# meteor struck down in Canada



## ratsy (Nov 21, 2008)

I am from Edmonton Canada and we witnessed a large meteor come down last night.  I thought since this is a S.F forum you guys may want to check this out.  I was driving home and saw the meteor...it flashed bright green and the whole sky lit up.  This is a link to a site who had security footage that caught the meteor on film.  It was amazing...my heart was pumping, I felt like I was in War of the Worlds or something.  People were almost stopping on the roads.
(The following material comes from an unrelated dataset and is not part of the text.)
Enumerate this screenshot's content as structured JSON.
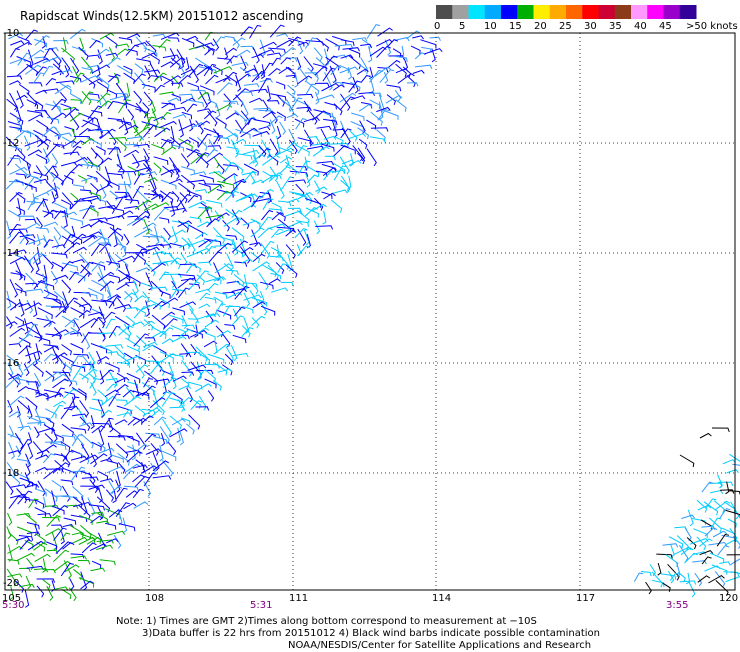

http://canwest.a.mms.mavenapps.net/...yerId=onlyonline&maven_referralObject=3211530


----------



## murphy (Nov 21, 2008)

All I can say is, Wow.   What an awesome sight.


----------



## sloweye (Nov 21, 2008)

I cant get the vid to play but i have an uncle in Vancover, i'll have to e-mail and ask if they got to see anything.


----------



## murphy (Nov 21, 2008)

I couldn't find any still pix, but here's a link to the story about it.   I have to copy your link, ratsy, and send it to all my friends.


----------



## Perpetual Man (Nov 21, 2008)

Absolutely stupendous. The footage makes it even more impressive. Thanks Ratsy! (And from one of my favourite cities on the planet too!)


----------



## ratsy (Nov 28, 2008)

This footage was taken in edmonton and they just found fragments of the meteor about 200kilometers east of us.  Pretty cool


----------



## tangaloomababe (Nov 28, 2008)

Sorry can't get either link to work, still how lucky are you Ratsy to witness something like that.  Your right it would have been like War of the Worlds.  "A green flash in the sky" I know those words well.  Jeff Wayne's WOTW is one of my favorite musical tracks and they say those very words a number of times. Just hope you don't have Tom Cruise for back up!


----------



## ratsy (Nov 28, 2008)

here is a different link from youtube...
YouTube - Police dash cam of Meteor over Edmonton, Canada

It still looks cool


----------